San Venanzio is a Roman Catholic church built with a late-Gothic structure with Neoclassical restorations, and located in the town of Camerino, province of Macerata, region of Marche, Italy.

==History==
The present basilica is an exceedingly eclectic assembly of elements from different eras. The facade alone has a Romanesque portal, Gothic rose window, and Neoclassical pronaos. The church structure was significantly damaged during the earthquake of 2016.

The church arose around the tomb of San Venanzio (Venantius of Camerino), and evidence suggests the structure was built atop an Ancient Roman cemetery. After the town was sacked in 1256 by the forces of the Swabian King Manfred, the church was severely damaged and almost entirely destroyed, . The relics of the saint were purloined to Bari for nearly a decade. The church was originally located outside the early medieval walls, but later protected by the new walls erected in 1384 by the lord Giovanni Varano.

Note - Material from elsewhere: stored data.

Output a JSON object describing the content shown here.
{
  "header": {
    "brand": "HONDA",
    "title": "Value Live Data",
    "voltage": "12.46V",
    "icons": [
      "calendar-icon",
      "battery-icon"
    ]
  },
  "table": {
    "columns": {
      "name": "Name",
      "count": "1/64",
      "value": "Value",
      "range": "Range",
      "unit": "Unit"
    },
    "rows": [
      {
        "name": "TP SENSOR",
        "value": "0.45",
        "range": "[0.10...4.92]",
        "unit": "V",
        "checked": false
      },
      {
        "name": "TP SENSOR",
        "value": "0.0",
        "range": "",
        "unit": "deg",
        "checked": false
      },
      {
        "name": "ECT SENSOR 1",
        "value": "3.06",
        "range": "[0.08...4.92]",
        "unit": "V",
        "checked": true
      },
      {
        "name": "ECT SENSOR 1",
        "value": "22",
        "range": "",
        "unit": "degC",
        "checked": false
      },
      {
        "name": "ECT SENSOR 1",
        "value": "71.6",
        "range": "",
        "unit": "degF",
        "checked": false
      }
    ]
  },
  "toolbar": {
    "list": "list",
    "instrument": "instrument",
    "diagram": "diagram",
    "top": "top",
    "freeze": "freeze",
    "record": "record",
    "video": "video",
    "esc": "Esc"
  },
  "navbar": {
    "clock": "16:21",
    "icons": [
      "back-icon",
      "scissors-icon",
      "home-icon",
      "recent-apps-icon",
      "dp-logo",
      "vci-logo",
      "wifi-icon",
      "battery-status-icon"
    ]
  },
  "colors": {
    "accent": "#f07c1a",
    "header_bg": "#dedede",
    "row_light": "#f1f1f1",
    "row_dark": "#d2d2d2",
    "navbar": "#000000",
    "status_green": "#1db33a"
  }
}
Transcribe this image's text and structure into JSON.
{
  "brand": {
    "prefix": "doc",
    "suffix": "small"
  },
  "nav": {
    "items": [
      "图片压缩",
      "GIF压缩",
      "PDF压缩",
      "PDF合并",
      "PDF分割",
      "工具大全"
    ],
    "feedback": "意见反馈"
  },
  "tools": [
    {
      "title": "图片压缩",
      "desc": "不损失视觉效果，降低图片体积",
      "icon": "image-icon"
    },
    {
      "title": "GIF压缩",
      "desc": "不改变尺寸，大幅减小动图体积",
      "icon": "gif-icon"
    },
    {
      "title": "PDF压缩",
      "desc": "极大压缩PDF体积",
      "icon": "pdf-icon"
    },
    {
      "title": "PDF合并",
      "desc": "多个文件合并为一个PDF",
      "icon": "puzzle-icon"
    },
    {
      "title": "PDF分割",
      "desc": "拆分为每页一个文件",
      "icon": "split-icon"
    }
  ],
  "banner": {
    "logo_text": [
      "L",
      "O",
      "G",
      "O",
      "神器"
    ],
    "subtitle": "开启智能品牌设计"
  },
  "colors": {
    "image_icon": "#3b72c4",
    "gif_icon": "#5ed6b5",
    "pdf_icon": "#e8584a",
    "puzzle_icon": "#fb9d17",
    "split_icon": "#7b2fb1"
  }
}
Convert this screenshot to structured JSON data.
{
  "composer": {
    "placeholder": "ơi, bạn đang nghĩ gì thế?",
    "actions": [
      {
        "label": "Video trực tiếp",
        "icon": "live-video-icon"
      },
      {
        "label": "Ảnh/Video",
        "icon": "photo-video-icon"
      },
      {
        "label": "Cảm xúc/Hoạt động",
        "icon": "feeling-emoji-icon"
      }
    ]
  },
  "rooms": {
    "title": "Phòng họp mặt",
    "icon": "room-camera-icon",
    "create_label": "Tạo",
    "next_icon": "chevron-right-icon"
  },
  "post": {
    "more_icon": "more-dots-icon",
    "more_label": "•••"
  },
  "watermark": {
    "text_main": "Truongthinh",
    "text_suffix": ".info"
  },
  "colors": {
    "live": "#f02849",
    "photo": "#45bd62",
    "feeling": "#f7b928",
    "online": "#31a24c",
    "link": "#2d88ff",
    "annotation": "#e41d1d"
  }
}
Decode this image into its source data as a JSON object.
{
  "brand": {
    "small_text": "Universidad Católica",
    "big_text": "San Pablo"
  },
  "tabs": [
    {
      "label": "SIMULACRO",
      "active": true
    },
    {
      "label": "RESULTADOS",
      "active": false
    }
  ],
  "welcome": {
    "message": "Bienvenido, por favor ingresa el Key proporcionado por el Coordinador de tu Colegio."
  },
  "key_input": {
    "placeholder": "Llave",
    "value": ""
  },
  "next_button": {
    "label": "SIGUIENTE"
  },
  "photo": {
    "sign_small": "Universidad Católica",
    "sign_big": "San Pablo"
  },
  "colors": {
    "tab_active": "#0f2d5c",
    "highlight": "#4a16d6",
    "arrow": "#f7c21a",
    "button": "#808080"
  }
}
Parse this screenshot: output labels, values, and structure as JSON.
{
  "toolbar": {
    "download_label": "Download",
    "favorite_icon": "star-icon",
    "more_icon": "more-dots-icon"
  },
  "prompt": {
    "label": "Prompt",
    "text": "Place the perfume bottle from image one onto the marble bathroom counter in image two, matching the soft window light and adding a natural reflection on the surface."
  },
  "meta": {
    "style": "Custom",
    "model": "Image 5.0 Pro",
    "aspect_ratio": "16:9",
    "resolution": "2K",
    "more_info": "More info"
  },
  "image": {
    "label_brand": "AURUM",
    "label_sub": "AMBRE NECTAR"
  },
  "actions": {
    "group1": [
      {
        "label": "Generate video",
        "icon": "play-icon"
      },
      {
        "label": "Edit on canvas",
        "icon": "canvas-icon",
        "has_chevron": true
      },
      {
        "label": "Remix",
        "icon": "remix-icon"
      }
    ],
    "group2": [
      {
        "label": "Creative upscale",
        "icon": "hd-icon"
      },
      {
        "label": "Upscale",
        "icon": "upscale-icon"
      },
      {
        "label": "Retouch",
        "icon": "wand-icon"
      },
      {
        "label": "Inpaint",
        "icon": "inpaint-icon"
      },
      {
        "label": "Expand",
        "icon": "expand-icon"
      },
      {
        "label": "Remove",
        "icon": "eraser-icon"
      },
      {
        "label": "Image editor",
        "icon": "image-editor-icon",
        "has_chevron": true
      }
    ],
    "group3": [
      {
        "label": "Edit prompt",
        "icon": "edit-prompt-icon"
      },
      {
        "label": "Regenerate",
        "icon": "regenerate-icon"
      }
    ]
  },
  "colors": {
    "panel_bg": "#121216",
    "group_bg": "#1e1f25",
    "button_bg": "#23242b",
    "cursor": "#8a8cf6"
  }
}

Nearly all the structures in the town had to be rebuilt, including the mausoleum of San Venanzio. Documents from late 14th century to 1412 recall paying for statues of the St Gabriel and the Virgin of the Annunciation. Reconstruction of the facade were commissioned from Polidoro di Stefano from Perugia, and the tympanum was added in 1480. The portal is concave with receding arches flanked by pilasters and columns. A new crypt and larger apse rebuilt in the late 16th century, maintaining the Gothic layout. Some of the designs attributed to Domenico Fontana. The choir was added in 1558. The dome dates to baroque era (1673-1677) by architect Bernardino Bianchini.

The next further reconstruction took place in the century after the earthquake of 1799. Many of the fallen elements are still conserved by the church. The Latin cross interior, was rebuilt in neoclassical style, divided into three naves by two rows of columns. A barrel vault in the central nave, with a series of stucco frames, while aisles covered with coffered ceilings boxes. The architect was Luigi Poletti who also planned on building a second bell-tower.

The altar in the crypt consists of the sarcophagus which was decorated in the late 13th and early 14th centuries. The sarcophagus, supported by four black marble griffins is crouched in black marble and located in the corners. It is placed the ark of San Venanzio, attributed to Tuscan artists, built with limestone upon solomonic columns. The silver statue of the saint was commissioned by Bishop Francesco Vivani in 1764.